I’ve been feeling sick with worry for the last 24 hours. I signed into the benefits system yesterday morning and I realise I missed something they requested from me about 10 days ago.

So I’ve been working on this thing

– getting my housing support switched over to a new system – for a long time now. Dealing with paperwork demands and requests from different authorities.

There’s been a huge confusion with my legal name (of 14 years) too. Completely at their end. It seems to have made things a whole lot worse.

The demands always come with deadlines, and a statement saying they will assume I no longer want to make a claim if they don’t hear from me.

The deadlines are always tight considering the postal system.

And it takes me a long time to process what I need to do and actually do it. Lots of fear, anxiety, and confusion.

I dunno. It’s just been massively stressful. And I thought I had satisfied all the requirements. They actually said I had.

But now it looks like I have to have a medical assessment. But I have to complete another thing before that might happen.

I used to have people who would help me with these kinds of things. But all that went away in 2020.

Back then, funding got pulled from everything. And in 2022 and 2023 people were wondering why I (and so many like me I expect) were still in some kind of lockdown and hadn’t got back out into the world again.

In the past, medical assessments have led directly to me losing support. That’s happened at least twice.

It’s very complex. And I have masking issues. People often assume I’m just fine despite what I’m verbalising. They assume I’m lying. But I’m masking. Or I’m having an Up day, and maybe I’m expected to hide that or something?

I feel a lot of shame about receiving support. And I don’t know what to do about it.

I would rather be more self-supportive but I feel trapped in a rollercoaster car. If I get out at any point I’ll be left stranded. Left behind.

I’ve dreamed of running my own business of some kind. Being creative. Helping people. I know I can’t be employed.

I’m not work shy. I’m just disabled. I want to contribute and support myself. But I would lose any job within days.

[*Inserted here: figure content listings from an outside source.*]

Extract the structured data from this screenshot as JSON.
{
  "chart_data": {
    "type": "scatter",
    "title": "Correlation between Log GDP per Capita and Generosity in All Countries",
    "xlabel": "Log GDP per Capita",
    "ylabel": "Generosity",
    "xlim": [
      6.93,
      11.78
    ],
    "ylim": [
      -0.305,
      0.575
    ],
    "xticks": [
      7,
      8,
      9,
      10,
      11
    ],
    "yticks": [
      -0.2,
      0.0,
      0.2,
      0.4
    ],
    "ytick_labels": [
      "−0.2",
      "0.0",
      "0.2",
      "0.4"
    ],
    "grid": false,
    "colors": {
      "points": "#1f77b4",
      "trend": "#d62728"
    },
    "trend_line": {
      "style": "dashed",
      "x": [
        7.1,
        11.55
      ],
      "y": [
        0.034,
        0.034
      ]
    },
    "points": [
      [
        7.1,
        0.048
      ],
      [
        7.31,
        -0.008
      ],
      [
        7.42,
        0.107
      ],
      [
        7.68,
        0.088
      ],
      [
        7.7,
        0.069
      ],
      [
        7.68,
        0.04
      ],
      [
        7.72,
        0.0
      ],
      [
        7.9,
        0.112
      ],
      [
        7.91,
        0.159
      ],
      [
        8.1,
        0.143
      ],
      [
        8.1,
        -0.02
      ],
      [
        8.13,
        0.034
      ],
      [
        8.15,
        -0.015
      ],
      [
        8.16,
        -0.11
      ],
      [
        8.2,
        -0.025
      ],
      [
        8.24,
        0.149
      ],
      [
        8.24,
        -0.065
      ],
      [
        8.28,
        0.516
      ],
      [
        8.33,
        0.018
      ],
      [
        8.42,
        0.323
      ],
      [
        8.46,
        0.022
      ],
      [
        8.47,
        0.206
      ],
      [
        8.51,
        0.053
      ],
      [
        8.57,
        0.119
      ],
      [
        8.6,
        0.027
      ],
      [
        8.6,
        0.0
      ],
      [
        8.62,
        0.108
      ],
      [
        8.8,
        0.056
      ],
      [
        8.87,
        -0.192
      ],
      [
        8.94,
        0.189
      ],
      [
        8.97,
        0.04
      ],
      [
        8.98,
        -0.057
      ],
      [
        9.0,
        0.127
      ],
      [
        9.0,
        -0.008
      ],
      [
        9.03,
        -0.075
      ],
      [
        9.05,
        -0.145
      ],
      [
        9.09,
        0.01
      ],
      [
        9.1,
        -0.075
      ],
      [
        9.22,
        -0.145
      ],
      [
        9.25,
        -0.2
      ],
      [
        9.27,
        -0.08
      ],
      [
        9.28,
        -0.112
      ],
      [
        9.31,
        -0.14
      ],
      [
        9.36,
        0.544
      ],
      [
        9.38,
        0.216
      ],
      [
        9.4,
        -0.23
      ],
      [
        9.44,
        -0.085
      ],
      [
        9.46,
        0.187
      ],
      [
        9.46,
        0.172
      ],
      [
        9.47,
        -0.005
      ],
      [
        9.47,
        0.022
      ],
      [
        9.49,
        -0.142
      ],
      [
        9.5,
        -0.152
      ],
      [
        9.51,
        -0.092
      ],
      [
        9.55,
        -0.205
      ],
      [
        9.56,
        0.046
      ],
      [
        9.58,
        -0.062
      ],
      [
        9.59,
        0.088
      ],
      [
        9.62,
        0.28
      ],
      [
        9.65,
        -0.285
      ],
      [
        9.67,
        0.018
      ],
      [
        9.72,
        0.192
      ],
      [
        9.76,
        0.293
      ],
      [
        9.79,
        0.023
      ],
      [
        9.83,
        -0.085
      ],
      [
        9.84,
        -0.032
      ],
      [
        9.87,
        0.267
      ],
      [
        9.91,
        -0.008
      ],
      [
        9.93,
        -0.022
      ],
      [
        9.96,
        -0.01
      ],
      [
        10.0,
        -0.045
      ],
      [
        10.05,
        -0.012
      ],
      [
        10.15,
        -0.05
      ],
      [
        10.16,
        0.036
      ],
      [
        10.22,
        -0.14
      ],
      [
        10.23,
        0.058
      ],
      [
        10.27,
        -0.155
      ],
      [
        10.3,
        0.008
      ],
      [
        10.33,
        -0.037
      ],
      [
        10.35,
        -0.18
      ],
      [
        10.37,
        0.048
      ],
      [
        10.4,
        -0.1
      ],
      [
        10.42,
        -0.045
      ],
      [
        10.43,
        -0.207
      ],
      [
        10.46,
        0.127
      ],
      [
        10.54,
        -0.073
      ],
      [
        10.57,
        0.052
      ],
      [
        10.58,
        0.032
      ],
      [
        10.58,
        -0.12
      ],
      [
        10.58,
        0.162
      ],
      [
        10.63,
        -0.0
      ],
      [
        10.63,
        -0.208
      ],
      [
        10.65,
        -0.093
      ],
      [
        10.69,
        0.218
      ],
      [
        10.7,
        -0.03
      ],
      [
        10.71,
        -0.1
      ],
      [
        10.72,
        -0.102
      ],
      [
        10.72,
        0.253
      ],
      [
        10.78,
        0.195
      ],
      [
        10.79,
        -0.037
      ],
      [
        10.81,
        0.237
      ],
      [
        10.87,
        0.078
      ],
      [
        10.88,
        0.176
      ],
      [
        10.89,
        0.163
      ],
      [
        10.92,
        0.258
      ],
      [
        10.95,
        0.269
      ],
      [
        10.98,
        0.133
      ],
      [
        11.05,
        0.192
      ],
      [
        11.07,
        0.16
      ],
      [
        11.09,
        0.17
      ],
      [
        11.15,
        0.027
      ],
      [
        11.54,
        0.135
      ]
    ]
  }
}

I need support. I have trouble admitting it. I have great shame around it. I’ve engaged unhealthy self-improvement spiritual teachings that have programmed me to deny support. To deny labels. To deny my humanity.

I’ve tried to heal. And I have come a long way. But it hasn’t changed the way I am. It never did. I’ve always just had to come back to accepting my limitations. Accepting that I’m disabled. Accepting labels.

I don’t like it. But it’s the experience I’m having.

I want to live a happy life. But it’s been a shit show. And some days I don’t see a way through.

I’ve been back on the very edge again. I want to be better. I want to be able to face challenges like this without collapsing internally.